Given that the big money these days seems reserved for such polished late-sixteenth- or early-seventeenth-century bronzes, the price of the Florentine quattrocento bronze model of Cupid in the same sale came as more of a surprise. Another rediscovery, it is rather an extraordinary object (above). Unique, unusually large--28 cm--for a table-top bronze of the late fifteenth century, it is solid bronze, with virtually all of its modelling achieved in the wax prior to casting but with a surface that has been extensively hammered. This is no small-scale adult but a well-observed chubby little boy. A bronze cupid in mid-flight in the Fitzwilliam Museum appears to be by the same hand.

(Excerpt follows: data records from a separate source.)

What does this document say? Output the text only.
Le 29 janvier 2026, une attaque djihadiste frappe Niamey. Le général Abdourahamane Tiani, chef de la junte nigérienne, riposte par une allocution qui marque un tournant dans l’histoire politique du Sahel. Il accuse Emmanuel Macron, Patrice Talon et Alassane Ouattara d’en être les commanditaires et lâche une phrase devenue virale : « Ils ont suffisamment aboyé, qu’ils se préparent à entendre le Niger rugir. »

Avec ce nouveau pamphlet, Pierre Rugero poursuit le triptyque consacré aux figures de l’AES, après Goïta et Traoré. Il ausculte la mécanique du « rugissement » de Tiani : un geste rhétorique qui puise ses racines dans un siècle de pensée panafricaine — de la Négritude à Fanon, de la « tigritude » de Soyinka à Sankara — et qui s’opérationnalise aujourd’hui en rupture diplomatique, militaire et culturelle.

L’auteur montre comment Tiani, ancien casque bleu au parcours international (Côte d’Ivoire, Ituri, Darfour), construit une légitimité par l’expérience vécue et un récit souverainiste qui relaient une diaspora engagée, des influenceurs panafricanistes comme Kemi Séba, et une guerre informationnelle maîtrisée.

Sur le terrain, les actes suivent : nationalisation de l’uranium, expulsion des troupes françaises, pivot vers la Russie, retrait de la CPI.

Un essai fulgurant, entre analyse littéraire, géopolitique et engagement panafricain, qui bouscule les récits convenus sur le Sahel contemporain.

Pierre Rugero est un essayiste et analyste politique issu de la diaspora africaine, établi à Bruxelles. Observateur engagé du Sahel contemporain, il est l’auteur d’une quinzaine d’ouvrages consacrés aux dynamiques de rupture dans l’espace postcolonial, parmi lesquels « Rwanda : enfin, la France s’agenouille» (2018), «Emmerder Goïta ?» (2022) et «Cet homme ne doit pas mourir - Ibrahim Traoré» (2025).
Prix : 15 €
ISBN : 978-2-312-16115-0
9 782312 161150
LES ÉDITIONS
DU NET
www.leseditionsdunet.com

Whose that hand might be is a more difficult question to answer, with Christie's, at least, coming down in favour of the workshop of Verrocchio. Expected to fetch 200,000 [pounds sterling]-300,000 [pounds sterling], it realised 1.352m [pounds sterling].

As for the little 7.5 cm-high wax model of a seated woman indubitably by Giambologna--bearing his thumb-print to boot--that sold at the low end of its estimate, for 176,000 [pounds sterling]. The extraordinary Messerschmidt alabaster head offered by Sotheby's on 8 July and illustrated in APOLLO in July soared to sell for just over 1m [pounds sterling].